I turned off the lights in this room. I want to see my words clearly. I want to concentrate. All I want to see tomorrow is sunshine and traffic. I want the normal, the ordinary, the mundane.
The pattering of the rain doesn’t lull me to sleep. Rather, it keeps me awake. I want God to be in His heaven, so that all is right with the world.
If that were the case, then there would be no need for the words of Borges: Heaven will cease to exist, because our place is not Hell. There would be no need for adversity in a perfect world, without heartbreak and without heartache. There would be no need for rain at this time of the night. Angels won’t have to cry for you at night when your eyes are closed, and your pillows are soaked in tears.
I wouldn’t have to think of some reasons to explain precipitation. Reasons and lines that would probably get struck out of a draft for a children’s book. After all, it’s just rain at 12 AM; singers and songwriters have incorporated the word “rain” in more songs than you and I – or you or I – can possibly imagine.

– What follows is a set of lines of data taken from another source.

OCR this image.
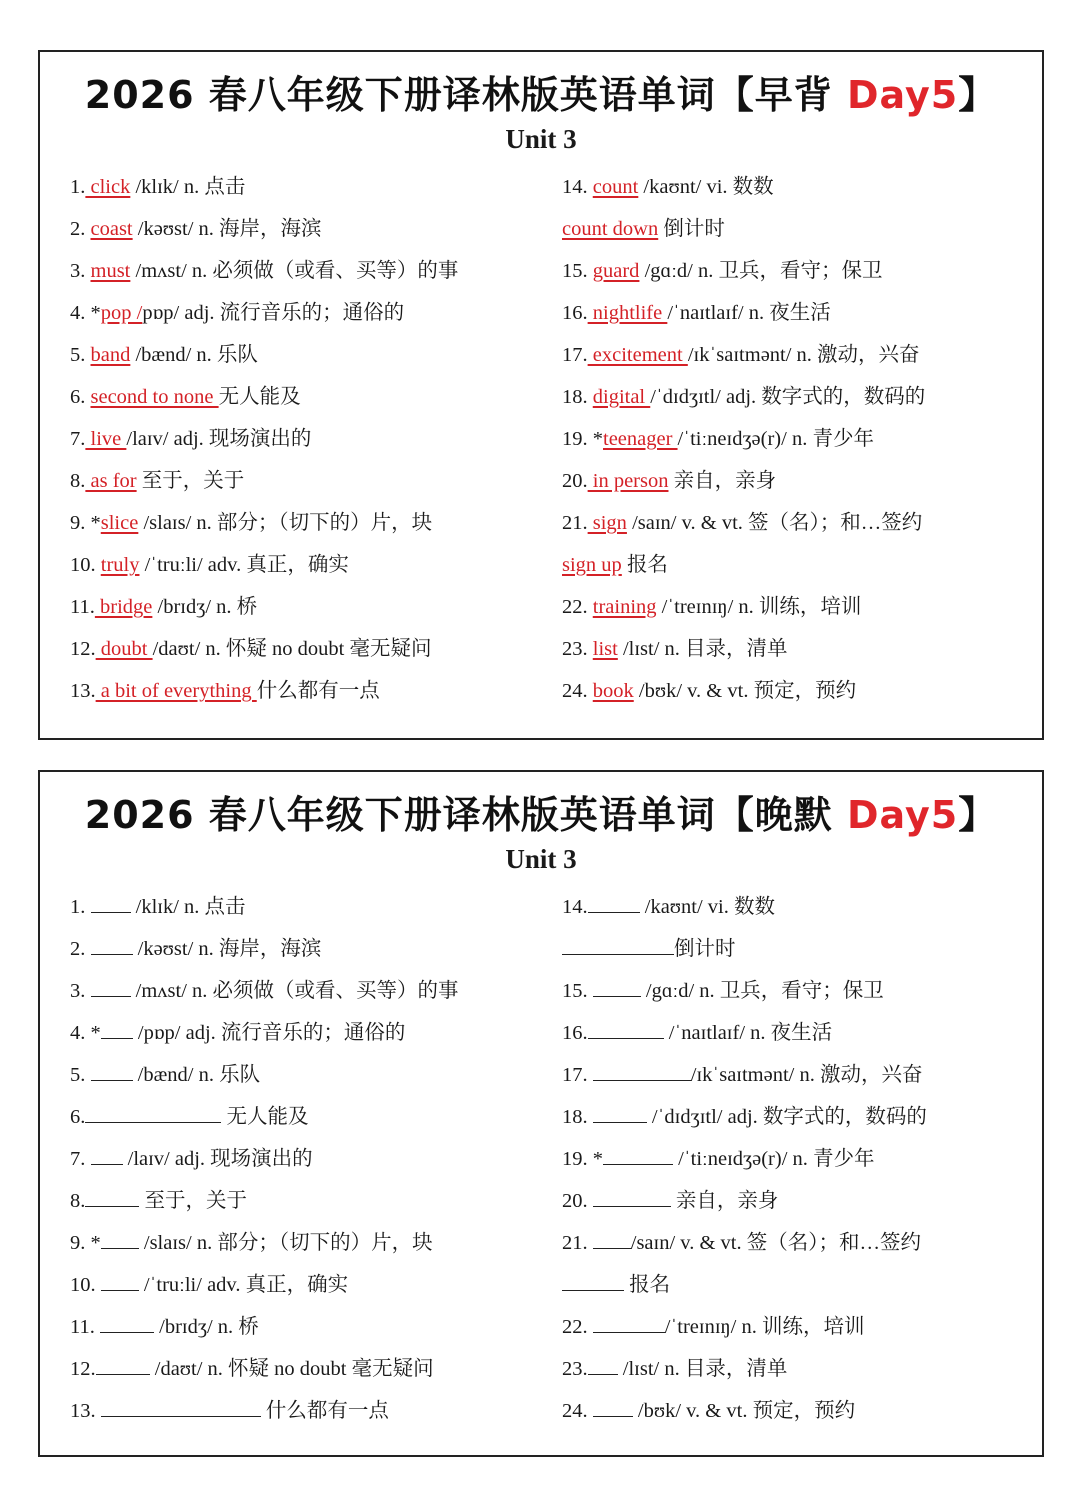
2026 春八年级下册译林版英语单词【早背 Day5】
Unit 3
1. click /klɪk/ n. 点击
2. coast /kəʊst/ n. 海岸，海滨
3. must /mʌst/ n. 必须做（或看、买等）的事
4. *pop /pɒp/ adj. 流行音乐的；通俗的
5. band /bænd/ n. 乐队
6. second to none 无人能及
7. live /laɪv/ adj. 现场演出的
8. as for 至于，关于
9. *slice /slaɪs/ n. 部分；（切下的）片，块
10. truly /ˈtruːli/ adv. 真正，确实
11. bridge /brɪdʒ/ n. 桥
12. doubt /daʊt/ n. 怀疑 no doubt 毫无疑问
13. a bit of everything 什么都有一点
14. count /kaʊnt/ vi. 数数
count down 倒计时
15. guard /gɑːd/ n. 卫兵，看守；保卫
16. nightlife /ˈnaɪtlaɪf/ n. 夜生活
17. excitement /ɪkˈsaɪtmənt/ n. 激动，兴奋
18. digital /ˈdɪdʒɪtl/ adj. 数字式的，数码的
19. *teenager /ˈtiːneɪdʒə(r)/ n. 青少年
20. in person 亲自，亲身
21. sign /saɪn/ v. & vt. 签（名）；和…签约
sign up 报名
22. training /ˈtreɪnɪŋ/ n. 训练，培训
23. list /lɪst/ n. 目录，清单
24. book /bʊk/ v. & vt. 预定，预约
2026 春八年级下册译林版英语单词【晚默 Day5】
Unit 3
1.  /klɪk/ n. 点击
2.  /kəʊst/ n. 海岸，海滨
3.  /mʌst/ n. 必须做（或看、买等）的事
4. * /pɒp/ adj. 流行音乐的；通俗的
5.  /bænd/ n. 乐队
6.	无人能及
7.  /laɪv/ adj. 现场演出的
8.	至于，关于
9. * /slaɪs/ n. 部分；（切下的）片，块
10.  /ˈtruːli/ adv. 真正，确实
11.	/brɪdʒ/ n. 桥
12.	/daʊt/ n. 怀疑 no doubt 毫无疑问
13.	什么都有一点
14.	/kaʊnt/ vi. 数数
倒计时
15.  /gɑːd/ n. 卫兵，看守；保卫
16.	/ˈnaɪtlaɪf/ n. 夜生活
17.	/ɪkˈsaɪtmənt/ n. 激动，兴奋
18.	/ˈdɪdʒɪtl/ adj. 数字式的，数码的
19. *	/ˈtiːneɪdʒə(r)/ n. 青少年
20.	亲自，亲身
21. /saɪn/ v. & vt. 签（名）；和…签约
报名
22.	/ˈtreɪnɪŋ/ n. 训练，培训
23. /lɪst/ n. 目录，清单
24.  /bʊk/ v. & vt. 预定，预约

I’m feeling you… but at the same time, are you feeling me? Are these thoughts just consequences of midnight rainshowers, keeping you awake as well? Don’t let me go, now that I don’t have you yet.
The rain won’t let up, but I don’t want to turn on the lights. I don’t want to see the raindrops falling on my window; not today but tomorrow, when the sky is clear and there’s nothing in this world to fear. Where there are no raindrops at all.
Right now, I don’t want to see the name written on that window… yours.